L’an dernier, dans deux billets (ici et là)j’avais émis quelques remarques sur l’idée de durcir les conditions d’obtention des droits pour les hauts revenus salariaux. On en était resté à l’idée qu’il se pourrait que les hauts salaires prolongent leur durée de recherche d’emploi, mais que réduire leurs droits n’étaient pas une bonne idée, dans la mesure où leur contribution nette restait encore positive et que déstabiliser cet équilibre était dangereux. Dans un billet récent sur classe éco, Alexandre signale opportunément quelles sont les bonnes caractéristiques d’un système d’allocation-chômage. Il nous rappelle implicitement que la question n’est pas uniquement affaire de justice sociale, comme on a tendance à le sous-entendre trop souvent. Un bon système d’assurance-chômage est un système juste et efficace dans les appariements sur le marché du travail. Ce second point, pourtant fondamental, est trop fréquemment mis au second plan, voire totalement tu dans les débats, au profit d’une approche socialisante et moralisante.
Je suis tombé, dans le numéro hors série d’Alternatives économiques (publié en collaboration avec l’OFCE), sur un article de Laurent Janneau qui se demande si les chômeurs français sont trop bien traités. L’article aborde la question des hauts revenus. Il confirme, en le chiffrant, ce que j’avais évoqué l’année dernière :
“Puisqu’il faut faire des économies, nous dit-on, autant s’attaquer aux allocations très élevées pour préserver les prestations de ceux qui en ont vraiment besoin. Le raisonnement peut sembler juste, sauf que ce n’est pas forcément un bon calcul : les chômeurs qui émargent à plus de 6 000 euros sont très peu nombreux et cotisent généralement plus qu’ils ne reçoivent.

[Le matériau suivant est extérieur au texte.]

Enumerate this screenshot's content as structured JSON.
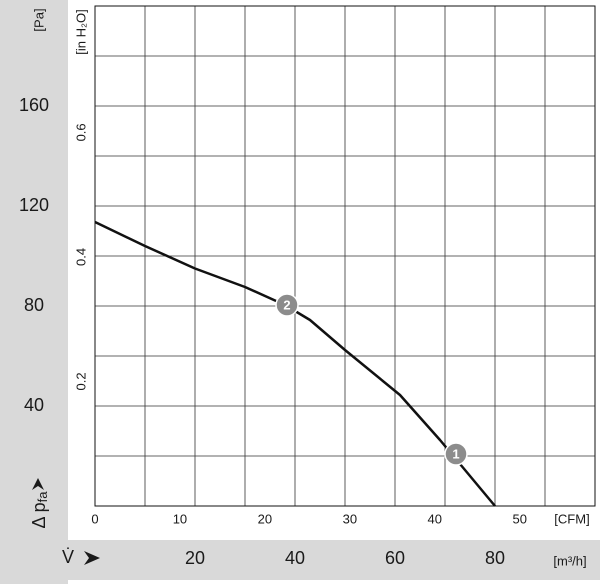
{
  "chart_data": {
    "type": "line",
    "y_label": "[Pa]",
    "y2_label": "[in H₂O]",
    "x_label": "[m³/h]",
    "x2_label": "[CFM]",
    "pressure_symbol": {
      "main": "Δ p",
      "sub": "fa"
    },
    "flow_symbol": "V̇",
    "xlim": [
      0,
      100
    ],
    "ylim": [
      0,
      200
    ],
    "xticks": [
      20,
      40,
      60,
      80
    ],
    "yticks": [
      40,
      80,
      120,
      160
    ],
    "xgrid": [
      0,
      10,
      20,
      30,
      40,
      50,
      60,
      70,
      80,
      90,
      100
    ],
    "ygrid": [
      0,
      20,
      40,
      60,
      80,
      100,
      120,
      140,
      160,
      180,
      200
    ],
    "x2lim": [
      0,
      58.86
    ],
    "x2ticks": [
      0,
      10,
      20,
      30,
      40,
      50
    ],
    "y2lim": [
      0,
      0.803
    ],
    "y2ticks": [
      0.2,
      0.4,
      0.6
    ],
    "series": [
      {
        "color": "#111111",
        "x": [
          0,
          10,
          20,
          30,
          38,
          43,
          50,
          61,
          69,
          80
        ],
        "values": [
          113.6,
          104,
          95,
          87.6,
          80.4,
          74.4,
          62.4,
          44.4,
          26.4,
          0
        ]
      }
    ],
    "annotations": [
      {
        "label": "2",
        "x": 38.4,
        "y": 80.4
      },
      {
        "label": "1",
        "x": 72.2,
        "y": 20.8
      }
    ]
  }
}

En fait, seul 1 400 allocataires percevaient l’allocation maximale fin 20012 (soit 0,06% des bénéficiaires et 0,37% des dépenses d’allocation). Surtout, le haut niveau d’indemnisation est la contrepartie de cotisations importantes : en effet, la part maximale du salaire qui est prise en compte dans le calcul des cotisations chômage des cadres est élevée (quatre fois le plafond de la Sécurité sociale, soit 12 344 euros). Via leurs cotisations, les cadres apportent donc des ressources substantielles au régime d’assurance chômage. Et comme ils sont beaucoup moins souvent au chômage que les autres salariés, ils contribuent beaucoup plus à l’assurance chômage qu’ils n’en bénéficient. Ainsi les salariés qui gagnent plus de 5 000 euros bruts par mois reçoivent environ 7% des indemnités de chômage mais assurent près de 20% des cotisations, selon l’OFCE. Si on remet en cause leur niveau d’indemnisation, ils risquent de vouloir sortir du système, qui s’en trouverait appauvri.”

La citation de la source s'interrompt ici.